Spätestens seit der Erfindung des iPod - des ästhetischen MP3-Spielers - ist Apple nicht nur Kult, sondern eine Weltmarke, die Menschen in ihrer Selbstwahrnehmung verändert. iPad, iPhone oder iPod machen ihre Benutzer zur Speerspitze des Fortschritts, zur digitalen Avantgarde. Von 1997 bis 2002 warb Apple mit dem Slogan "Think different" und machte Mahatma Gandhi, Martin Luther King und Albert Einstein zu Protagonisten ihrer Kampagne.
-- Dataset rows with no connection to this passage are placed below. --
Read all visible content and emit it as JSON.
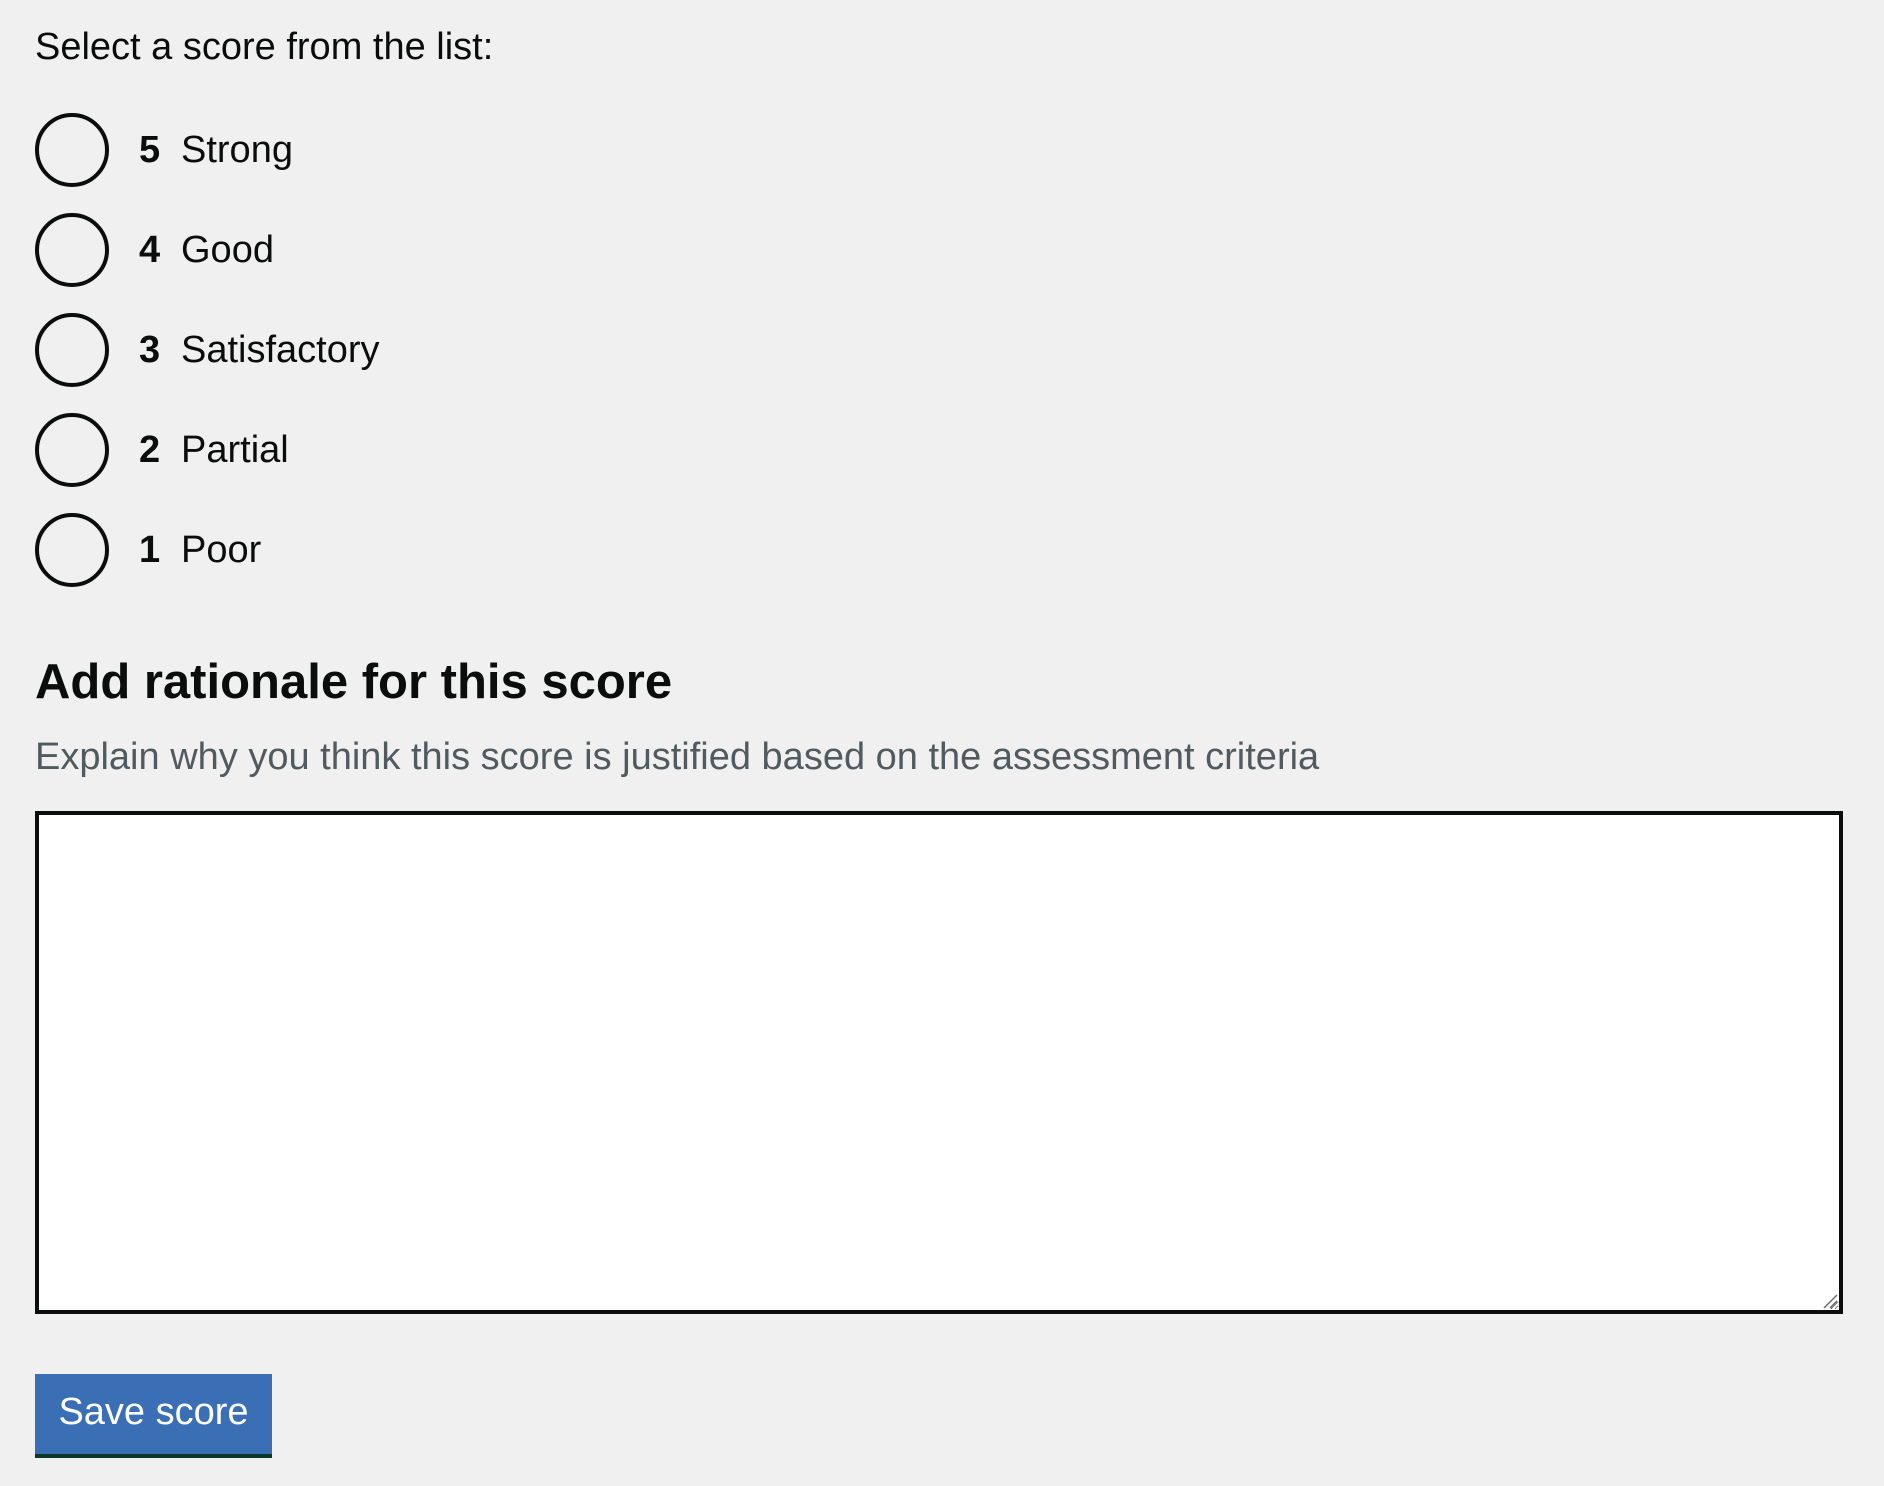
{
  "question": {
    "legend": "Select a score from the list:"
  },
  "scores": [
    {
      "score": "5",
      "label": "Strong"
    },
    {
      "score": "4",
      "label": "Good"
    },
    {
      "score": "3",
      "label": "Satisfactory"
    },
    {
      "score": "2",
      "label": "Partial"
    },
    {
      "score": "1",
      "label": "Poor"
    }
  ],
  "rationale": {
    "heading": "Add rationale for this score",
    "hint": "Explain why you think this score is justified based on the assessment criteria",
    "value": ""
  },
  "actions": {
    "save_label": "Save score"
  },
  "colors": {
    "button_background": "#3a6fb5",
    "page_background": "#f0f0f0",
    "text": "#0b0c0c",
    "hint_text": "#505a5f"
  }
}
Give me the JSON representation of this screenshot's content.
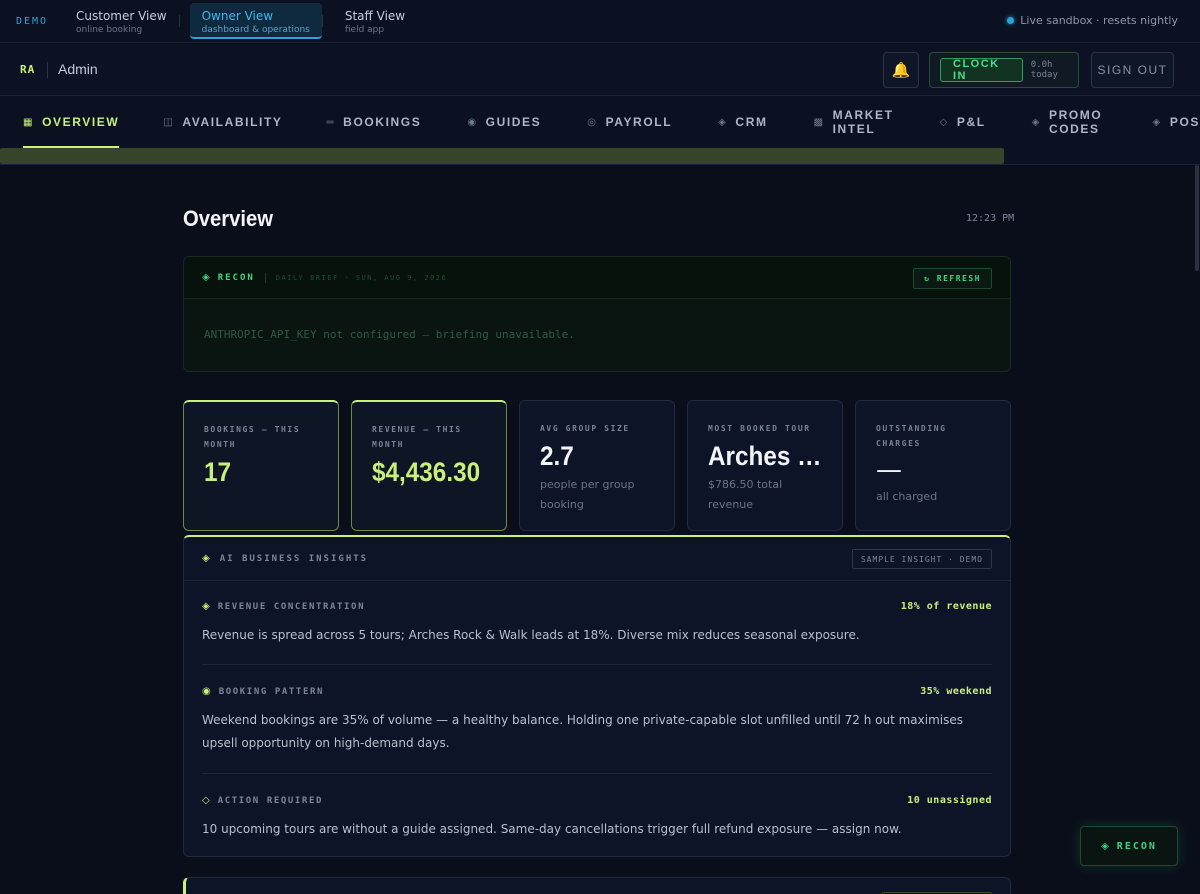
{
  "demo_bar": {
    "tag": "DEMO",
    "views": [
      {
        "label": "Customer View",
        "sub": "online booking"
      },
      {
        "label": "Owner View",
        "sub": "dashboard & operations"
      },
      {
        "label": "Staff View",
        "sub": "field app"
      }
    ],
    "sandbox_status": "Live sandbox · resets nightly"
  },
  "header": {
    "initials": "RA",
    "role": "Admin",
    "bell_icon": "🔔",
    "clock_in_label": "CLOCK IN",
    "hours_today": "0.0h today",
    "sign_out_label": "SIGN OUT"
  },
  "nav": {
    "items": [
      {
        "icon": "▦",
        "label": "OVERVIEW"
      },
      {
        "icon": "◫",
        "label": "AVAILABILITY"
      },
      {
        "icon": "═",
        "label": "BOOKINGS"
      },
      {
        "icon": "◉",
        "label": "GUIDES"
      },
      {
        "icon": "◎",
        "label": "PAYROLL"
      },
      {
        "icon": "◈",
        "label": "CRM"
      },
      {
        "icon": "▩",
        "label": "MARKET INTEL"
      },
      {
        "icon": "◇",
        "label": "P&L"
      },
      {
        "icon": "◈",
        "label": "PROMO CODES"
      },
      {
        "icon": "◈",
        "label": "POS"
      }
    ]
  },
  "main": {
    "title": "Overview",
    "time": "12:23 PM"
  },
  "recon": {
    "mark": "◈",
    "title": "RECON",
    "subtitle": "DAILY BRIEF · SUN, AUG 9, 2026",
    "refresh_label": "↻ REFRESH",
    "message": "ANTHROPIC_API_KEY not configured — briefing unavailable."
  },
  "stats": [
    {
      "label": "BOOKINGS — THIS MONTH",
      "value": "17",
      "sub": ""
    },
    {
      "label": "REVENUE — THIS MONTH",
      "value": "$4,436.30",
      "sub": ""
    },
    {
      "label": "AVG GROUP SIZE",
      "value": "2.7",
      "sub": "people per group booking"
    },
    {
      "label": "MOST BOOKED TOUR",
      "value": "Arches Rock & Walk",
      "sub": "$786.50 total revenue"
    },
    {
      "label": "OUTSTANDING CHARGES",
      "value": "—",
      "sub": "all charged"
    }
  ],
  "insights": {
    "mark": "◈",
    "title": "AI BUSINESS INSIGHTS",
    "badge": "SAMPLE INSIGHT · DEMO",
    "items": [
      {
        "icon": "◈",
        "title": "REVENUE CONCENTRATION",
        "metric": "18% of revenue",
        "body": "Revenue is spread across 5 tours; Arches Rock & Walk leads at 18%. Diverse mix reduces seasonal exposure."
      },
      {
        "icon": "◉",
        "title": "BOOKING PATTERN",
        "metric": "35% weekend",
        "body": "Weekend bookings are 35% of volume — a healthy balance. Holding one private-capable slot unfilled until 72 h out maximises upsell opportunity on high-demand days."
      },
      {
        "icon": "◇",
        "title": "ACTION REQUIRED",
        "metric": "10 unassigned",
        "body": "10 upcoming tours are without a guide assigned. Same-day cancellations trigger full refund exposure — assign now."
      }
    ]
  },
  "fab": {
    "mark": "◈",
    "label": "RECON"
  },
  "colors": {
    "accent": "#c8f07a",
    "recon_green": "#3fd482",
    "info_blue": "#2aa4d8",
    "background": "#0a0e1a"
  }
}
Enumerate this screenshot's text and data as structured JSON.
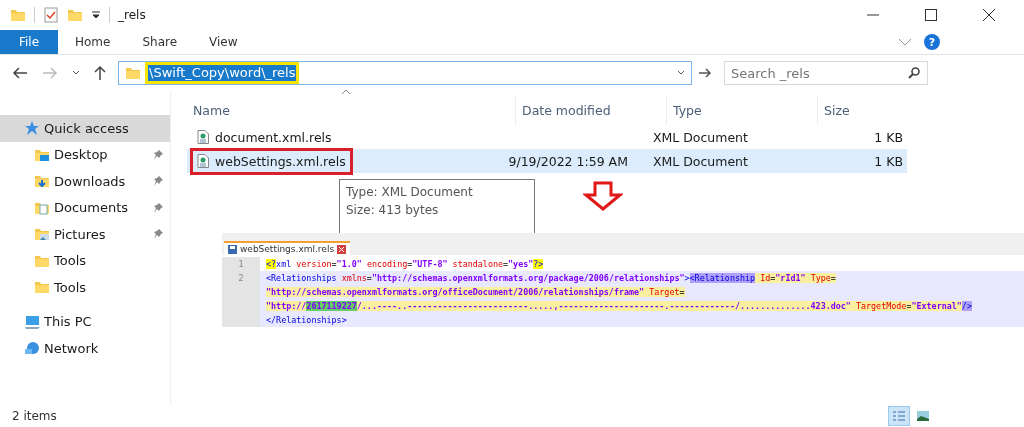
{
  "window": {
    "title": "_rels"
  },
  "ribbon": {
    "tabs": [
      {
        "label": "File",
        "kind": "file"
      },
      {
        "label": "Home",
        "kind": "tab"
      },
      {
        "label": "Share",
        "kind": "tab"
      },
      {
        "label": "View",
        "kind": "tab"
      }
    ],
    "help": "?"
  },
  "address": {
    "path": "\\Swift_Copy\\word\\_rels",
    "outlined": true,
    "search_placeholder": "Search _rels"
  },
  "sidebar": {
    "items": [
      {
        "label": "Quick access",
        "kind": "star",
        "selected": true,
        "children": [
          {
            "label": "Desktop",
            "kind": "desktop",
            "pinned": true,
            "selected": false
          },
          {
            "label": "Downloads",
            "kind": "downloads",
            "pinned": true,
            "selected": false
          },
          {
            "label": "Documents",
            "kind": "documents",
            "pinned": true,
            "selected": false
          },
          {
            "label": "Pictures",
            "kind": "pictures",
            "pinned": true,
            "selected": false
          },
          {
            "label": "Tools",
            "kind": "folder",
            "pinned": false,
            "selected": false
          },
          {
            "label": "Tools",
            "kind": "folder",
            "pinned": false,
            "selected": false
          }
        ]
      },
      {
        "label": "This PC",
        "kind": "pc",
        "selected": false
      },
      {
        "label": "Network",
        "kind": "network",
        "selected": false
      }
    ]
  },
  "table": {
    "columns": [
      "Name",
      "Date modified",
      "Type",
      "Size"
    ],
    "rows": [
      {
        "name": "document.xml.rels",
        "date": "",
        "type": "XML Document",
        "size": "1 KB",
        "selected": false,
        "outlined": false
      },
      {
        "name": "webSettings.xml.rels",
        "date": "9/19/2022 1:59 AM",
        "type": "XML Document",
        "size": "1 KB",
        "selected": true,
        "outlined": true
      }
    ]
  },
  "tooltip": {
    "lines": [
      "Type: XML Document",
      "Size: 413 bytes"
    ]
  },
  "editor": {
    "tab": "webSettings.xml.rels",
    "rows": [
      {
        "number": "1",
        "current": false,
        "segments": [
          {
            "kind": "tag",
            "text": "<?",
            "color": "#ffff00"
          },
          {
            "kind": "tag",
            "text": "xml "
          },
          {
            "kind": "attr",
            "text": "version"
          },
          {
            "kind": "text",
            "text": "="
          },
          {
            "kind": "value",
            "text": "\"1.0\" "
          },
          {
            "kind": "attr",
            "text": "encoding"
          },
          {
            "kind": "text",
            "text": "="
          },
          {
            "kind": "value",
            "text": "\"UTF-8\" "
          },
          {
            "kind": "attr",
            "text": "standalone"
          },
          {
            "kind": "text",
            "text": "="
          },
          {
            "kind": "value",
            "text": "\"yes\""
          },
          {
            "kind": "tag",
            "text": "?>",
            "color": "#ffff00"
          }
        ]
      },
      {
        "number": "2",
        "current": true,
        "segments": [
          {
            "kind": "tag",
            "text": "<Relationships "
          },
          {
            "kind": "attr",
            "text": "xmlns"
          },
          {
            "kind": "text",
            "text": "="
          },
          {
            "kind": "value",
            "text": "\"http://schemas.openxmlformats.org/package/2006/relationships\""
          },
          {
            "kind": "tag",
            "text": ">"
          },
          {
            "kind": "tag",
            "text": "<Relationship",
            "color": "#b0a0f8"
          },
          {
            "kind": "attr",
            "text": " Id",
            "color": "#f8f0a0"
          },
          {
            "kind": "text",
            "text": "=",
            "color": "#f8f0a0"
          },
          {
            "kind": "value",
            "text": "\"rId1\" ",
            "color": "#f8f0a0"
          },
          {
            "kind": "attr",
            "text": "Type",
            "color": "#f8f0a0"
          },
          {
            "kind": "text",
            "text": "=",
            "color": "#f8f0a0"
          }
        ]
      },
      {
        "current": true,
        "segments": [
          {
            "kind": "value",
            "text": "\"http://schemas.openxmlformats.org/officeDocument/2006/relationships/frame\" ",
            "color": "#f8f0a0"
          },
          {
            "kind": "attr",
            "text": "Target",
            "color": "#f8f0a0"
          },
          {
            "kind": "text",
            "text": "=",
            "color": "#f8f0a0"
          }
        ]
      },
      {
        "current": true,
        "segments": [
          {
            "kind": "value",
            "text": "\"http://",
            "color": "#f8f0a0"
          },
          {
            "kind": "value",
            "text": "2617119227",
            "color": "#66cc66"
          },
          {
            "kind": "value",
            "text": "/...----..------------------------.....,---------------------.-------------/..............423.doc\" ",
            "color": "#f8f0a0"
          },
          {
            "kind": "attr",
            "text": "TargetMode",
            "color": "#f8f0a0"
          },
          {
            "kind": "text",
            "text": "=",
            "color": "#f8f0a0"
          },
          {
            "kind": "value",
            "text": "\"External\"",
            "color": "#f8f0a0"
          },
          {
            "kind": "tag",
            "text": "/>",
            "color": "#b0a0f8"
          }
        ]
      },
      {
        "current": true,
        "segments": [
          {
            "kind": "tag",
            "text": "</Relationships>"
          }
        ]
      }
    ]
  },
  "status_bar": {
    "count": "2 items",
    "views": [
      {
        "kind": "details",
        "selected": true
      },
      {
        "kind": "large",
        "selected": false
      }
    ]
  }
}
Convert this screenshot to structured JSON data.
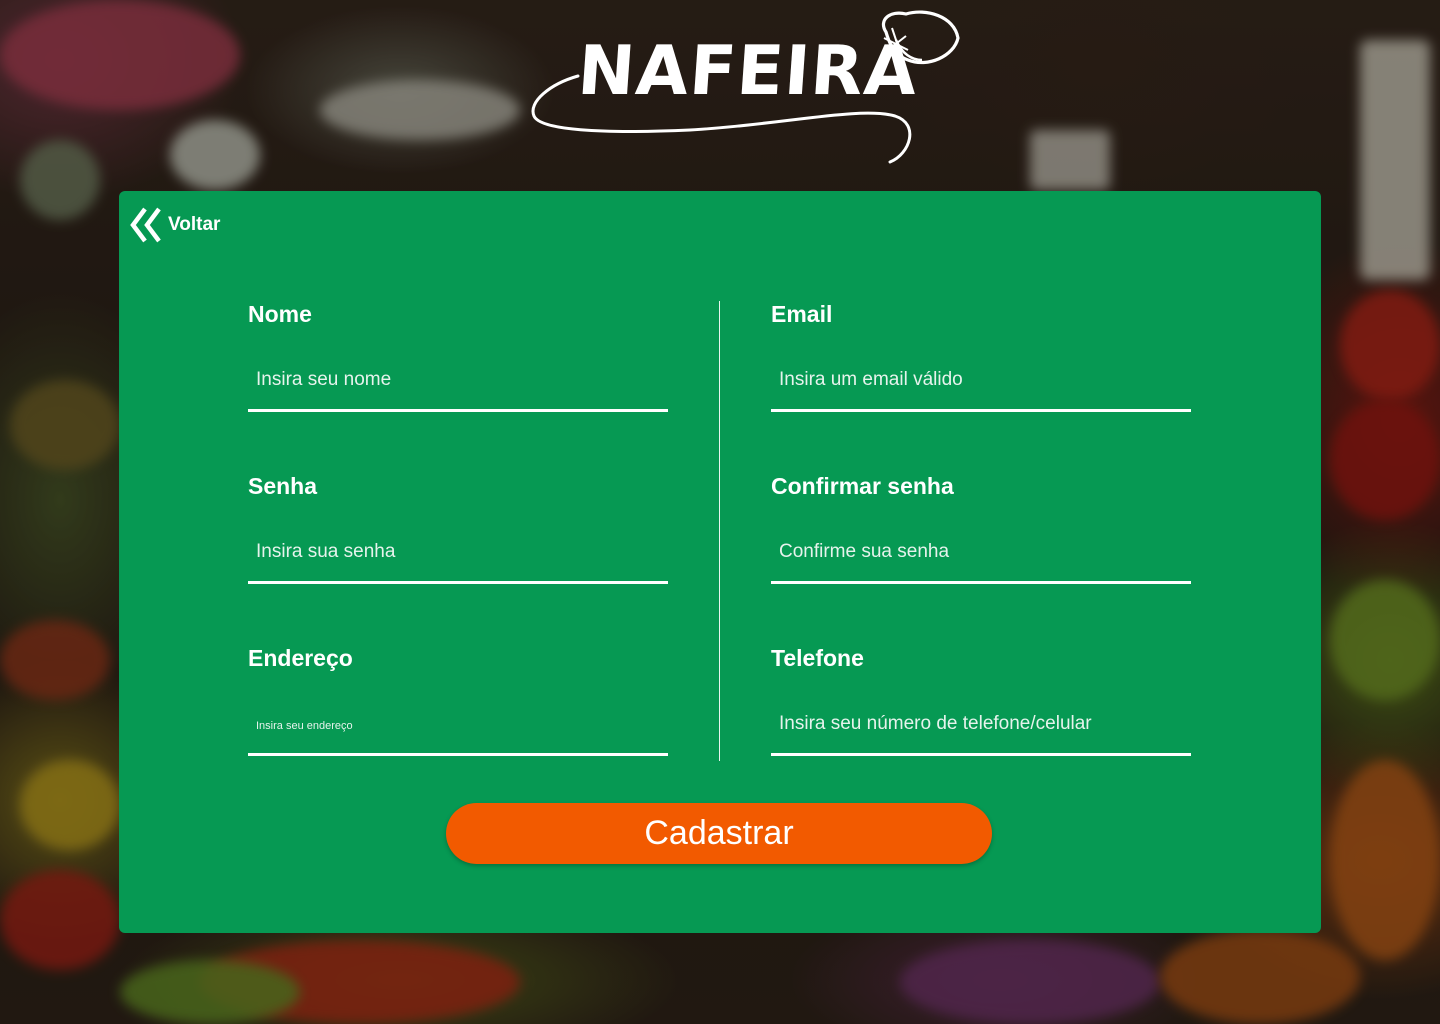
{
  "brand": {
    "name": "NAFEIRA",
    "logo_icon": "lemon-icon"
  },
  "nav": {
    "back_label": "Voltar",
    "back_icon": "double-chevron-left-icon"
  },
  "form": {
    "fields": [
      {
        "label": "Nome",
        "placeholder": "Insira seu nome",
        "value": ""
      },
      {
        "label": "Email",
        "placeholder": "Insira um email válido",
        "value": ""
      },
      {
        "label": "Senha",
        "placeholder": "Insira sua senha",
        "value": ""
      },
      {
        "label": "Confirmar senha",
        "placeholder": "Confirme sua senha",
        "value": ""
      },
      {
        "label": "Endereço",
        "placeholder": "Insira seu endereço",
        "value": ""
      },
      {
        "label": "Telefone",
        "placeholder": "Insira seu número de telefone/celular",
        "value": ""
      }
    ],
    "submit_label": "Cadastrar"
  },
  "colors": {
    "card": "#069953",
    "button": "#f25a00",
    "text": "#ffffff"
  }
}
Heute denken auch die Andersdenkenden längst gleich - und nennen sich Macianer.

Der Imagetransfer auf Apple funktioniert bis heute - das Unternehmen ist noch immer der Säulenheilige der Digitalisierung. Microsoft bekommt schlechte Presse und hat Monopolverfahren am Hals, Facebook erntet Spott und Häme, auch Googles Ruf driftet ins Negative. Apple hingegen kann ohne Blessuren den Verzicht auf ein Umweltzertifikat erklären (und ihn später wieder zurücknehmen), Billiglöhner in China ausbeuten und Konkurrenten mit Dutzenden von Klagen überziehen. Auch an den abstrusen Gewinnmargen und Halbjahresprofiten von 20 Milliarden Dollar stören sich weder Verbraucherschützer noch Kapitalismuskritiker. Think different? Bei Apple kaum.

Natürlich ist das Unternehmen aus Cupertino nicht schlechter als andere, es ist aber auch kein Heiligtum. Man muss der Innovationskraft, dem Marketing und den Produkten Respekt zollen, man darf sie auch bewundern; man sollte aber auch bei Apple nicht die Tugenden der Aufklärung wie Zweifel und Kritik vergessen. Eben: anders denken.